Isabelle Rapin, MD, professor of neurology and pediatrics at Albert Einstein College of Medicine and a pioneering researcher in autism, thinks the discussion needs to be refocused on the complications and dangers of vaccine-preventable diseases like measles.
“There has been a resurgence of measles as a result of declining vaccine rates, and this is a serious disease that can produce brain damage,” she said. “There are also other complications such as pneumonia, but measles encephalitis, which affects one in 1,000 children who get this disease, is devastating. Current doctors have never seen measles encephalitis because measles had been virtually eliminated, but now measles is coming back and it’s going to be a problem. Doctors who haven’t seen it may not be as vehement as those of us who have, but most neurologists have seen various forms of encephalitis and know it’s nothing to sneeze at.”

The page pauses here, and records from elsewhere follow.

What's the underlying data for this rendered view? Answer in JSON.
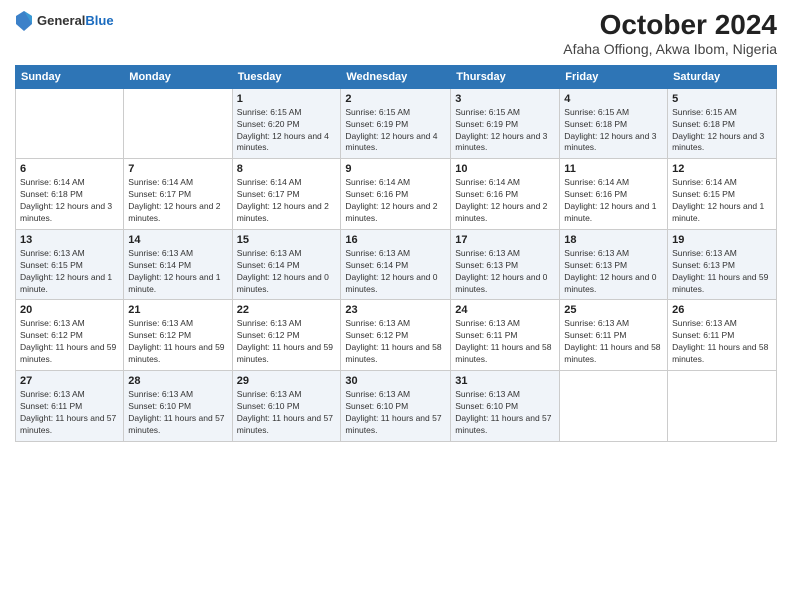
{
  "header": {
    "logo_line1": "General",
    "logo_line2": "Blue",
    "title": "October 2024",
    "subtitle": "Afaha Offiong, Akwa Ibom, Nigeria"
  },
  "weekdays": [
    "Sunday",
    "Monday",
    "Tuesday",
    "Wednesday",
    "Thursday",
    "Friday",
    "Saturday"
  ],
  "weeks": [
    [
      {
        "day": "",
        "sunrise": "",
        "sunset": "",
        "daylight": ""
      },
      {
        "day": "",
        "sunrise": "",
        "sunset": "",
        "daylight": ""
      },
      {
        "day": "1",
        "sunrise": "Sunrise: 6:15 AM",
        "sunset": "Sunset: 6:20 PM",
        "daylight": "Daylight: 12 hours and 4 minutes."
      },
      {
        "day": "2",
        "sunrise": "Sunrise: 6:15 AM",
        "sunset": "Sunset: 6:19 PM",
        "daylight": "Daylight: 12 hours and 4 minutes."
      },
      {
        "day": "3",
        "sunrise": "Sunrise: 6:15 AM",
        "sunset": "Sunset: 6:19 PM",
        "daylight": "Daylight: 12 hours and 3 minutes."
      },
      {
        "day": "4",
        "sunrise": "Sunrise: 6:15 AM",
        "sunset": "Sunset: 6:18 PM",
        "daylight": "Daylight: 12 hours and 3 minutes."
      },
      {
        "day": "5",
        "sunrise": "Sunrise: 6:15 AM",
        "sunset": "Sunset: 6:18 PM",
        "daylight": "Daylight: 12 hours and 3 minutes."
      }
    ],
    [
      {
        "day": "6",
        "sunrise": "Sunrise: 6:14 AM",
        "sunset": "Sunset: 6:18 PM",
        "daylight": "Daylight: 12 hours and 3 minutes."
      },
      {
        "day": "7",
        "sunrise": "Sunrise: 6:14 AM",
        "sunset": "Sunset: 6:17 PM",
        "daylight": "Daylight: 12 hours and 2 minutes."
      },
      {
        "day": "8",
        "sunrise": "Sunrise: 6:14 AM",
        "sunset": "Sunset: 6:17 PM",
        "daylight": "Daylight: 12 hours and 2 minutes."
      },
      {
        "day": "9",
        "sunrise": "Sunrise: 6:14 AM",
        "sunset": "Sunset: 6:16 PM",
        "daylight": "Daylight: 12 hours and 2 minutes."
      },
      {
        "day": "10",
        "sunrise": "Sunrise: 6:14 AM",
        "sunset": "Sunset: 6:16 PM",
        "daylight": "Daylight: 12 hours and 2 minutes."
      },
      {
        "day": "11",
        "sunrise": "Sunrise: 6:14 AM",
        "sunset": "Sunset: 6:16 PM",
        "daylight": "Daylight: 12 hours and 1 minute."
      },
      {
        "day": "12",
        "sunrise": "Sunrise: 6:14 AM",
        "sunset": "Sunset: 6:15 PM",
        "daylight": "Daylight: 12 hours and 1 minute."
      }
    ],
    [
      {
        "day": "13",
        "sunrise": "Sunrise: 6:13 AM",
        "sunset": "Sunset: 6:15 PM",
        "daylight": "Daylight: 12 hours and 1 minute."
      },
      {
        "day": "14",
        "sunrise": "Sunrise: 6:13 AM",
        "sunset": "Sunset: 6:14 PM",
        "daylight": "Daylight: 12 hours and 1 minute."
      },
      {
        "day": "15",
        "sunrise": "Sunrise: 6:13 AM",
        "sunset": "Sunset: 6:14 PM",
        "daylight": "Daylight: 12 hours and 0 minutes."
      },
      {
        "day": "16",
        "sunrise": "Sunrise: 6:13 AM",
        "sunset": "Sunset: 6:14 PM",
        "daylight": "Daylight: 12 hours and 0 minutes."
      },
      {
        "day": "17",
        "sunrise": "Sunrise: 6:13 AM",
        "sunset": "Sunset: 6:13 PM",
        "daylight": "Daylight: 12 hours and 0 minutes."
      },
      {
        "day": "18",
        "sunrise": "Sunrise: 6:13 AM",
        "sunset": "Sunset: 6:13 PM",
        "daylight": "Daylight: 12 hours and 0 minutes."
      },
      {
        "day": "19",
        "sunrise": "Sunrise: 6:13 AM",
        "sunset": "Sunset: 6:13 PM",
        "daylight": "Daylight: 11 hours and 59 minutes."
      }
    ],
    [
      {
        "day": "20",
        "sunrise": "Sunrise: 6:13 AM",
        "sunset": "Sunset: 6:12 PM",
        "daylight": "Daylight: 11 hours and 59 minutes."
      },
      {
        "day": "21",
        "sunrise": "Sunrise: 6:13 AM",
        "sunset": "Sunset: 6:12 PM",
        "daylight": "Daylight: 11 hours and 59 minutes."
      },
      {
        "day": "22",
        "sunrise": "Sunrise: 6:13 AM",
        "sunset": "Sunset: 6:12 PM",
        "daylight": "Daylight: 11 hours and 59 minutes."
      },
      {
        "day": "23",
        "sunrise": "Sunrise: 6:13 AM",
        "sunset": "Sunset: 6:12 PM",
        "daylight": "Daylight: 11 hours and 58 minutes."
      },
      {
        "day": "24",
        "sunrise": "Sunrise: 6:13 AM",
        "sunset": "Sunset: 6:11 PM",
        "daylight": "Daylight: 11 hours and 58 minutes."
      },
      {
        "day": "25",
        "sunrise": "Sunrise: 6:13 AM",
        "sunset": "Sunset: 6:11 PM",
        "daylight": "Daylight: 11 hours and 58 minutes."
      },
      {
        "day": "26",
        "sunrise": "Sunrise: 6:13 AM",
        "sunset": "Sunset: 6:11 PM",
        "daylight": "Daylight: 11 hours and 58 minutes."
      }
    ],
    [
      {
        "day": "27",
        "sunrise": "Sunrise: 6:13 AM",
        "sunset": "Sunset: 6:11 PM",
        "daylight": "Daylight: 11 hours and 57 minutes."
      },
      {
        "day": "28",
        "sunrise": "Sunrise: 6:13 AM",
        "sunset": "Sunset: 6:10 PM",
        "daylight": "Daylight: 11 hours and 57 minutes."
      },
      {
        "day": "29",
        "sunrise": "Sunrise: 6:13 AM",
        "sunset": "Sunset: 6:10 PM",
        "daylight": "Daylight: 11 hours and 57 minutes."
      },
      {
        "day": "30",
        "sunrise": "Sunrise: 6:13 AM",
        "sunset": "Sunset: 6:10 PM",
        "daylight": "Daylight: 11 hours and 57 minutes."
      },
      {
        "day": "31",
        "sunrise": "Sunrise: 6:13 AM",
        "sunset": "Sunset: 6:10 PM",
        "daylight": "Daylight: 11 hours and 57 minutes."
      },
      {
        "day": "",
        "sunrise": "",
        "sunset": "",
        "daylight": ""
      },
      {
        "day": "",
        "sunrise": "",
        "sunset": "",
        "daylight": ""
      }
    ]
  ]
}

It’s also worth noting that the vaccines-cause-autism theory is not yet done with its days in court, Dr. Casanova said. In March, the US Supreme Court agreed to hear arguments in Bruesewitz v. Wyeth, a case addressing whether or not the family of a child that they consider to be “vaccine-injured” can pursue traditional “design defect” claims under state law when the Vaccine Injury Compensation Program has already determined that the child’s condition is not related to a vaccine injury. The Bruesewitz case involves a seizure disorder, not autism, but if the family prevails, it could theoretically open the floodgates to dozens of autism-vaccine suits in state courts. The Supreme Court will hear the case this fall.
Strategies to Counter Public Misperceptions
Autism experts suggested strategies to help counter some of the misinformation promoted about a vaccine-autism link:
  • “One way to communicate with your patients, and with their parents if you’re a pediatric neurologist, is to set up a Twitter feed,” said Max Wiznitzer, MD. Let parents know they can sign up and when new information comes out Tweet a very brief synopsis of what this means. Younger parents, especially, use social networking and new technologies a lot and so should we.”
  • All neurologists, and especially pediatric neurologists, should have the fact sheets for parents about vaccine safety, published by the CDC and the American Academy of Pediatrics, available to their patients:
  • Promote the strides that have been made in autism research, said Nancy Minshew, MD, who directs the Center for Excellence in Autism Research at the University of Pittsburgh. “Higher-functioning children will respond to new neurocognitive interventions, and lower-functioning kids will respond to a biologic intervention, like rapamycin that’s now being used for tuberous sclerosis.” (Half of all TSC patients also suffer from autism.) “Families need to shoulder the burden of helping us move the stones forward to help us find the solutions out there like rapamycin because they’re out there and they will work.”